In a conversation with a CIO about mitigating IT project failures, I commented that leadership can often be the required antidote in certain change programmes. I was referring to the ability to connect and communicate with stakeholders and motivate staff in particular. It's often referred to with some squeamishness by those in our industry - usually air-parenthesis - as the soft stuff.

He responded with a comment on process - that strong programme governance was all that was required.

The engineering and process-focus DNA of the IT specialist is key to what makes a great IT worker/manager. Applying process is a necessary response as much of what is required is mitigation of risk for consistency of service.

While the CIO has to have a good knowledge and respect for process, this cannot be the only lens/perspective from which they operate.

In moving from technical roles into management, competencies for the job change. Management roles require high levels of emotional competencies – the self-confidence and drive to meet challenges, the ability to lead teams effectively, to influence people and to understand group dynamics.

In addition to the business and technical expertise, these 'soft skills' are what make for a great CIO.

IQ becomes increasingly less important as you rise within the organisation. It's not that IQ is not important – it's a threshold competency to get the job. It's emotional intelligence (EQ) that is the key determining factor of successful leadership. Several research studies show that EQ is about four times more important than IQ in determining professional success, according to Maureen Gaffney's book Flourishing.

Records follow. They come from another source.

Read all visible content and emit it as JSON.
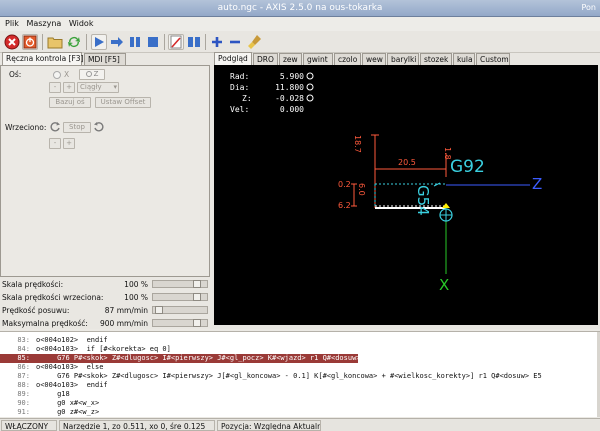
{
  "window": {
    "title": "auto.ngc - AXIS 2.5.0 na ous-tokarka",
    "user_label": "Pon"
  },
  "menu": [
    "Plik",
    "Maszyna",
    "Widok"
  ],
  "toolbar": {
    "icons": [
      "estop-icon",
      "power-icon",
      "open-file-icon",
      "reload-icon",
      "run-icon",
      "step-icon",
      "pause-icon",
      "stop-icon",
      "block-delete-icon",
      "optional-stop-icon",
      "zoom-in-icon",
      "zoom-out-icon",
      "clear-plot-icon"
    ]
  },
  "left_tabs": [
    "Ręczna kontrola [F3]",
    "MDI [F5]"
  ],
  "manual": {
    "axis_label": "Oś:",
    "axis_x": "X",
    "axis_z": "Z",
    "jog_minus": "-",
    "jog_plus": "+",
    "jog_mode": "Ciągły",
    "home_button": "Bazuj oś",
    "offset_button": "Ustaw Offset",
    "spindle_label": "Wrzeciono:",
    "spindle_stop": "Stop",
    "spindle_minus": "-",
    "spindle_plus": "+"
  },
  "sliders": [
    {
      "label": "Skala prędkości:",
      "value": "100 %",
      "fraction": 0.88
    },
    {
      "label": "Skala prędkości wrzeciona:",
      "value": "100 %",
      "fraction": 0.88
    },
    {
      "label": "Prędkość posuwu:",
      "value": "87 mm/min",
      "fraction": 0.05
    },
    {
      "label": "Maksymalna prędkość:",
      "value": "900 mm/min",
      "fraction": 0.88
    }
  ],
  "right_tabs": [
    "Podgląd",
    "DRO",
    "zew",
    "gwint",
    "czolo",
    "wew",
    "barylki",
    "stozek",
    "kula",
    "Custom"
  ],
  "dro": [
    {
      "label": "Rad:",
      "value": "5.900"
    },
    {
      "label": "Dia:",
      "value": "11.800"
    },
    {
      "label": "Z:",
      "value": "-0.028"
    },
    {
      "label": "Vel:",
      "value": "0.000"
    }
  ],
  "preview": {
    "dim_top": "18.7",
    "dim_width": "20.5",
    "dim_small": "1.8",
    "dim_02": "0.2",
    "dim_60": "6.0",
    "dim_62": "6.2",
    "gcode_label": "G92",
    "vertical_label": "G54",
    "axis_z": "Z",
    "axis_x": "X",
    "colors": {
      "red": "#ff5a3c",
      "cyan": "#3ad0e0",
      "blue": "#3c5cff",
      "green": "#28c828",
      "yellow": "#ffee00"
    }
  },
  "code": [
    {
      "n": "83:",
      "t": "o<004o102>  endif"
    },
    {
      "n": "84:",
      "t": "o<004o103>  if [#<korekta> eq 0]"
    },
    {
      "n": "85:",
      "t": "     G76 P#<skok> Z#<dlugosc> I#<pierwszy> J#<gl_pocz> K#<wjazd> r1 Q#<dosuw>",
      "hl": true
    },
    {
      "n": "86:",
      "t": "o<004o103>  else"
    },
    {
      "n": "87:",
      "t": "     G76 P#<skok> Z#<dlugosc> I#<pierwszy> J[#<gl_koncowa> - 0.1] K[#<gl_koncowa> + #<wielkosc_korekty>] r1 Q#<dosuw> E5"
    },
    {
      "n": "88:",
      "t": "o<004o103>  endif"
    },
    {
      "n": "89:",
      "t": "     g18"
    },
    {
      "n": "90:",
      "t": "     g0 x#<w_x>"
    },
    {
      "n": "91:",
      "t": "     g0 z#<w_z>"
    }
  ],
  "status": {
    "state": "WŁĄCZONY",
    "tool": "Narzędzie 1, zo 0.511, xo 0, śre 0.125",
    "position": "Pozycja: Względna Aktualna"
  }
}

Intriguingly, some companies have this built in to the talent management process. John McKay, CEO of Whole Foods notes that when promoting people into leadership positions, it is their EQ score that plays a primary role in the final decision.

The lack of great leadership shows up in engagement levels at work – and we have alarming levels of disengaged staff. Gallup's annual survey on employee engagement reports only 13% of Western European are engaged at work. That is a truly appalling statistic.

Fellow blogger Jerry Fishenden makes a case for the benefit of a good CIO.

I would add to that that a great CIO will bring the organisation an ability to engage staff and stakeholders in a way that extends beyond what is possible with rigorous governance and process alone.

If as a CIO, you are looking to move from good to great, take a moment to reflect on your soft skills. Think back to the feedback in the last 360 review process. The good review processes will provide much insight into your blind spots. Quiz colleagues and friends that you trust will give you an honest opinion.

There is not doubt that the CIO role is evolving. There's much written about the end of the CIO as the CMO takes over or the threat of digitisation to the relevance of the CIO. It's a ridiculous conversation. The death of the CIO is greatly exaggerated. The evolution of the role is not.

The evolution of the CIO - already underway as shown by the CIO 100 - is to be great leader in the organisation. The move from manager of risk to leader of people and strategy offers both a compelling career path and valuable new voice to the senior organization leadership team for many companies.